De vordering om voor recht te verklaren dat Hannover gehouden is om Unidek dekking te verlenen onder de polis met nummer47.926, bij partijen bekend als de productgarantieverzekering, inhoudende vergoeding van de door Unidek geleden en te lijden schade tengevolge van delaminatie van de dakpanelen volgens systeem PD 3.0 ILS (F) (B); althans bestaande uit ten onrechte betaalde premies over het tijdvak 1994 tot en met 2001, komt materieel bezien overeen met de vordering waarover de rechtbank reeds inhoudelijk heeft geoordeeld in de procedure die bij de rechtbank tussen Unidek en HDI Holding aanhangig was. Unidek heeft zich genoodzaakt gezien om deze procedure (nogmaals) bij de rechtbank te voeren omdat Hannover geen medewerking heeft willen verlenen aan een andere wijze waarop Unidek het door de rechtbank reeds gegeven inhoudelijke oordeel in hoger beroep ter beoordeling aan het gerechtshof kan voorleggen. Onder deze omstandigheden ziet de rechtbank aanleiding te verwijzen naar haar inhoudelijke beoordeling zoals die is verwoord in het tussenvonnis van 16 maart 2005 in de procedure tussen Unidek en HDI Holding onder zaak- en rolnummer 204609 / HA ZA 03-2474. Een afschrift van dat vonnis wordt aan dit vonnis gehecht. Hetgeen Unidek thans aanvullend heeft aangevoerd, doet niet af aan die beoordeling, welke er in de kern op neerkomt dat Unidek Hannover er ten onrechte niet over heeft geïnformeerd dat een nieuw product niet aan bepaalde normen voldeed zodat zij zich ten aanzien van dat product niet kon beroepen op toegezegde dekking.
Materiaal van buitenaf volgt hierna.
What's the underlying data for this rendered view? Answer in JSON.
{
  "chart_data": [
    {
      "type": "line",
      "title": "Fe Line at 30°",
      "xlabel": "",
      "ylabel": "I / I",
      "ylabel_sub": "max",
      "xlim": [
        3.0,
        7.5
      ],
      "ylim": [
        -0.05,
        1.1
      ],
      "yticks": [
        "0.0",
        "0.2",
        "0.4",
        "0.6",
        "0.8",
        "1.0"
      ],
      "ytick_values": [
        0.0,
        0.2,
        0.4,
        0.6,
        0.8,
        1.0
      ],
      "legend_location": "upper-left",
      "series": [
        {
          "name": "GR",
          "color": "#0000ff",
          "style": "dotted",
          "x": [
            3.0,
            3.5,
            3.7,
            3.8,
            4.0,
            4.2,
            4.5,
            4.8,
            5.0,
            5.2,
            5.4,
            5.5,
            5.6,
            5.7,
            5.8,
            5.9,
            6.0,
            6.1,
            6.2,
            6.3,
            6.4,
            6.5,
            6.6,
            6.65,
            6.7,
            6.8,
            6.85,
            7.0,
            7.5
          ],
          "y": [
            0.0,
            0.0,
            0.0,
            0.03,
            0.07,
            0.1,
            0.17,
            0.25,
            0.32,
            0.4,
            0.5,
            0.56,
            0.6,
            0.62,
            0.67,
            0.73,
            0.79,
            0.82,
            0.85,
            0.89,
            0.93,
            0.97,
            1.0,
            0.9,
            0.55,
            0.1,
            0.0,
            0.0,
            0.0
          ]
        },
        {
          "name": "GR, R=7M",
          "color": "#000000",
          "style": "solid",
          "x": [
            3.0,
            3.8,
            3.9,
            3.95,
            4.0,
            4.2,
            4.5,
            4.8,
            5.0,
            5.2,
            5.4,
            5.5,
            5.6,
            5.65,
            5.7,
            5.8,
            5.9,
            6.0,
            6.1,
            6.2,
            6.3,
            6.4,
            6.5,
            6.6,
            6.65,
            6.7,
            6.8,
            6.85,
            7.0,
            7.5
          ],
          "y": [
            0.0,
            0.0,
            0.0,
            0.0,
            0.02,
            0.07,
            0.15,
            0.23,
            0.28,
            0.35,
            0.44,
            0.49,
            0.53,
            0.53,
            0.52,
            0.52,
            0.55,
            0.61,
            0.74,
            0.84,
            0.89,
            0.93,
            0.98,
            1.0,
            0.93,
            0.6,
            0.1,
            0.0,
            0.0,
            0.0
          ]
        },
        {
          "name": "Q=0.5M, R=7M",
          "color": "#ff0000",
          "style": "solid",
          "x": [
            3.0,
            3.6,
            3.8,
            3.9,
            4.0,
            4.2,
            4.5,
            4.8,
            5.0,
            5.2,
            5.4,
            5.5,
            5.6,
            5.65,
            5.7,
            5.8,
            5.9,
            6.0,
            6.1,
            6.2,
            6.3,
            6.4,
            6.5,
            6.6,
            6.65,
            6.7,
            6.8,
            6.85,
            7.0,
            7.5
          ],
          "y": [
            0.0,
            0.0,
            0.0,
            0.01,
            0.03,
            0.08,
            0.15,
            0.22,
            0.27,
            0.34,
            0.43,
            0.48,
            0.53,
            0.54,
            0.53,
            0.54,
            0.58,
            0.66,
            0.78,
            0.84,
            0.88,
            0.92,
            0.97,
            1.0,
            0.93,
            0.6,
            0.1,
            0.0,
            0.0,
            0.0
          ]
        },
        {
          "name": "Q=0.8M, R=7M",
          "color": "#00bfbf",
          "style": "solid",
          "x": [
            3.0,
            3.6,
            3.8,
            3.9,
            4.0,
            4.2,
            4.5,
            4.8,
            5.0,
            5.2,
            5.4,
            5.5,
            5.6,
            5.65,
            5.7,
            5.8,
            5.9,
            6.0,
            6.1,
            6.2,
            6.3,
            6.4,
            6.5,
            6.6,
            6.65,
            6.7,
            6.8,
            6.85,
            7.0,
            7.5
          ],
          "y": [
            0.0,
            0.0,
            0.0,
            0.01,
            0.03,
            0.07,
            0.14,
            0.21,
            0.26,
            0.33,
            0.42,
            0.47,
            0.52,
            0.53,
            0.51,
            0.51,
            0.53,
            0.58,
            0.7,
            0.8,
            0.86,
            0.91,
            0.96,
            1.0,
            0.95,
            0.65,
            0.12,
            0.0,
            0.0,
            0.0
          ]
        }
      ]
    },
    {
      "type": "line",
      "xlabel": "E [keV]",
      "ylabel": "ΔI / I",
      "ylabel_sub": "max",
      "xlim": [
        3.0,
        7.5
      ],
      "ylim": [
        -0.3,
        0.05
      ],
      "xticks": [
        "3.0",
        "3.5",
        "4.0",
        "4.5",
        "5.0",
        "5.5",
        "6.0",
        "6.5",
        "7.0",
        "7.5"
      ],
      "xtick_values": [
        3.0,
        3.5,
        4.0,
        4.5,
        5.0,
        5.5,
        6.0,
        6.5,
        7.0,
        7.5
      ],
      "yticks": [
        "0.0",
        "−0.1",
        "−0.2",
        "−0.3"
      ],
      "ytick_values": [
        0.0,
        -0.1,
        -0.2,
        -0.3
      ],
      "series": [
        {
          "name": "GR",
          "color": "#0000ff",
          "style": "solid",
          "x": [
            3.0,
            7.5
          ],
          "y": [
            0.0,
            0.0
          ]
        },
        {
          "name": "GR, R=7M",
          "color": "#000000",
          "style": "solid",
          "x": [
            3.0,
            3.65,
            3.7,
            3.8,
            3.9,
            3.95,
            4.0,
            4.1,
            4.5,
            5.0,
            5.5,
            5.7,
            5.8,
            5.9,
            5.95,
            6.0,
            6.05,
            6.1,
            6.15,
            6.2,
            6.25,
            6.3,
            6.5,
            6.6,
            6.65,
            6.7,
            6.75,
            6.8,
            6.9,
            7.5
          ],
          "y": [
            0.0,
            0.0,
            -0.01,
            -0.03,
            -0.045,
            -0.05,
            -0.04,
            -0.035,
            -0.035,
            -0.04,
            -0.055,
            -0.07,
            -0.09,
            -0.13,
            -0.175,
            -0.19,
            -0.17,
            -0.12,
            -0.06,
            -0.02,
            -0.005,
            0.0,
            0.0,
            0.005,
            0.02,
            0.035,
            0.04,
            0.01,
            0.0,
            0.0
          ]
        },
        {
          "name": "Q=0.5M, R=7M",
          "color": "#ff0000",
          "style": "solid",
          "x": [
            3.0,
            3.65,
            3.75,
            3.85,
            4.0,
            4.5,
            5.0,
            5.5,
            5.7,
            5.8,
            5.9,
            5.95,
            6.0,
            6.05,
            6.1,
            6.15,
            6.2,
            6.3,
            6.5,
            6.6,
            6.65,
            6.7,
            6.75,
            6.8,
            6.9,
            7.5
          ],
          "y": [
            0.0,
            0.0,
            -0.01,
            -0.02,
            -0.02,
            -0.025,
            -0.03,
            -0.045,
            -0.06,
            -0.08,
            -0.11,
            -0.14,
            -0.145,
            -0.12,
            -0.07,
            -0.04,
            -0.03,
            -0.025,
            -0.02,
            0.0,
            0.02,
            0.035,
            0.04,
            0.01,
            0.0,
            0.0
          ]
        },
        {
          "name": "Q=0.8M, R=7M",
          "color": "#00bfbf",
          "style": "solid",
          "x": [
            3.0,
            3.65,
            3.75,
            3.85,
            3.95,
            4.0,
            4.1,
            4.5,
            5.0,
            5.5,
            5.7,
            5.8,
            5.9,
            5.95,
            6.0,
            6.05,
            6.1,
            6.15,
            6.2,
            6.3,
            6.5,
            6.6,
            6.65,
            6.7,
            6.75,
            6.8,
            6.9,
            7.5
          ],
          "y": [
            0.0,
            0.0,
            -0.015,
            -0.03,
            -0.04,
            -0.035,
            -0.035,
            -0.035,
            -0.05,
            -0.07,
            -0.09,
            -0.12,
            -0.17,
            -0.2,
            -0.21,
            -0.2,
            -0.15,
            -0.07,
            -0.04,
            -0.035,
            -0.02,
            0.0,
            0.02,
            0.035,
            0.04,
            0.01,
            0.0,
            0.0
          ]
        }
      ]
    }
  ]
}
De slotsom is dat de rechtbank de vorderingen van Unidek zal afwijzen. Dat Hannover geen medewerking heeft willen verlenen aan een processuele oplossing die zou meebrengen dat het gerechtshof het geschil inhoudelijk zou kunnen beoordelen zonder dat de rechtbank zich eerst opnieuw over de vorderingen zou moeten uitlaten, brengt echter mee dat de proceskosten van deze instantie in de visie van de rechtbank nodeloos zijn veroorzaakt door Hannover. Daarom zal Hannover in de proceskosten worden veroordeeld.

De kosten aan de zijde van Unidek worden begroot op:

- dagvaarding € 84,89

- griffierecht 560,00

- salaris advocaat 904,00 (2,0 punten × tarief € 452,00)

Totaal € 1.548,89

De beslissing

De rechtbank

wijst de vorderingen af,

veroordeelt Hannover in de proceskosten, aan de zijde van Unidek tot op heden begroot op € 1.548,89, te vermeerderen met de wettelijke rente als bedoeld in art. 6:119 BW over dit bedrag met ingang van de veertiende dat na het wijzen van dit vonnis tot de dag van volledige betaling,

verklaart dit vonnis wat betreft de kostenveroordeling uitvoerbaar bij voorraad.

Dit vonnis is gewezen door mr. C. Bouwman en in het openbaar uitgesproken op 16 mei 2012.